W3C home > Mailing lists > Public > public-html-bugzilla@w3.org > January 2011

[Bug 11909] The principles of Polyglot Markup - validity? well-formed? DOM-equality?

From: <bugzilla@jessica.w3.org>
Date: Sun, 30 Jan 2011 20:33:32 +0000
To: public-html-bugzilla@w3.org
Message-Id: <E1Pjdxk-00053C-Pf@jessica.w3.org>
http://www.w3.org/Bugs/Public/show_bug.cgi?id=11909

--- Comment #8 from Leif Halvard Silli <xn--mlform-iua@xn--mlform-iua.no> 2011-01-30 20:33:31 UTC ---
(In reply to comment #7)

> you seem to want to document the set of well formed documents that produce a
> compatible DOM if parsed as XML and that is a vastly more complicated set to
> describe.

This bug is about the principles for polyglotness - and thus the principles for
the polyglot spec. I think the principles should be documented. I have proposed
10 principles in Comment 5 and Comment 6. Some of those principles are clear
that we agree about. Others are new, I think.

Do you agree with the principles?

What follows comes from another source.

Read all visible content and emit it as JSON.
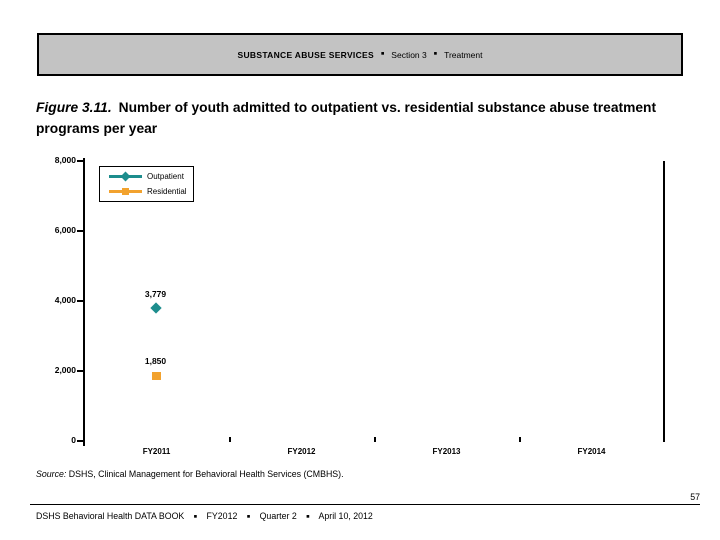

If yes, should we place them in the doc?

Comprehensive principles would be able to cover "the set of well formed
documents that produce a compatible DOM if parsed as XML". So therefore you are
against having/listing principles? 

I think principles can a) make the document clearer {that is: more _writeable_
as opposed to _unwritable_}, b) can help us make som decisions about what the
document should say c) can help authors getting a 'polyglot mindset',

> > Isn't it a good start to just list them?
> 
> No, it would be at best misleading.

There is a tendency in some of the things you have said to simply reject having
any examples at all - for fear that it doesn't become complete. E.g. you have
not filed any bugs against the documentation of the requirement to escape
tabs,linefeeds,carriage returns in attributes. But you immediately thought it
to be a bad idea to put in the document that the & and < needs to be escaped.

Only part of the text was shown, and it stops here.